De voorbije week reisden we langs de west- en noordkust van IJsland. Zo dicht bij de poolcirkel was het er indrukwekkend wild en leeg met steile kusten, uitgestrekte lavavelden, wit besneeuwde bergen en groene graslanden. Soms in het felle noordelijke licht onder een strakblauwe hemel, dan weer met dreigend donkere wolken of in een gestaag vallende miezerregen. Maar bovenal was er altijd de blauwe weidsheid van de zee en die ene vogel.
Dé vogel die onlosmakelijk met IJsland verbonden is, is de Noordse stormvogel (Northern fulmar, Fulmarus glacialis), een neefje van de albatros, beiden van de orde van buissnaveligen. Overal langs de IJslandse kust zeilde hij met karakteristiek stijf gehouden vleugels ons tegemoet, als het ware om ons even gedag te zeggen. Gaandeweg voelden we dit zo en groetten we hem bij aankomst in een nieuwe kustplaats. In weer en wind moeiteloos over de golven scherend en rakelings langs steile rotskusten zwevend straalde de Noordse stormvogel een jaloers makend gevoel van vrijheid uit. En dat zoeken naar ruimte en vrijheid was ook voor ons dé reden om IJsland te bezoeken.
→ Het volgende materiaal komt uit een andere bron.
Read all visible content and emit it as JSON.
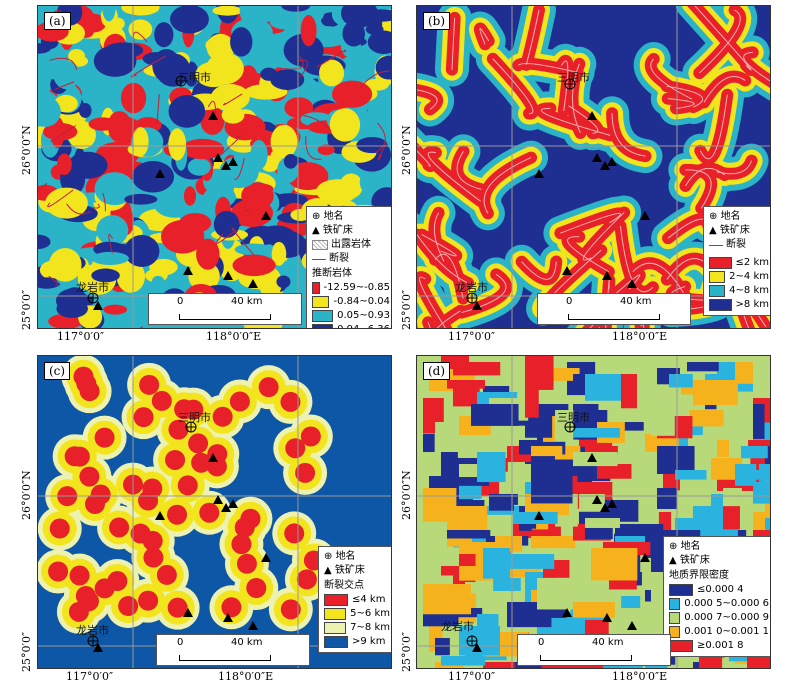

Het gaat de Noordse stormvogel goed. De soort is in de voorbije 2 eeuwen enorm in aantal toegenomen mede vanwege de opkomst van de visserij en hiermee visafval. Naast de wat stijve vleugelslag is het meest in het oog springend de buizen op zijn snavel. De vogel scheidt hiermee overtollig zout uit en is één van de weinige vogels met een ontwikkeld reukvermogen die visafval van verre kan ruiken. Ook is de Noordse stormvogel bekend om de olieachtige maagsubstantie die hij uitspuugt ter verdediging. In vroeger tijden werd deze olie, bijvoorbeeld op het afgelegen St Kilda (Schotland), door de eilandbewoners uit vele stormvogels verzameld en gebruikt als smeermiddel, lampolie en voor medicinale doeleinden!
De foto’s zijn gemaakt op het westelijk gelegen schiereiland Snaefellsnes vlak bij Arnarstapi en op Flatey, een piepklein eilandje in de Breiðafjörður met slechts enkele menselijke bewoners en heel veel vogels.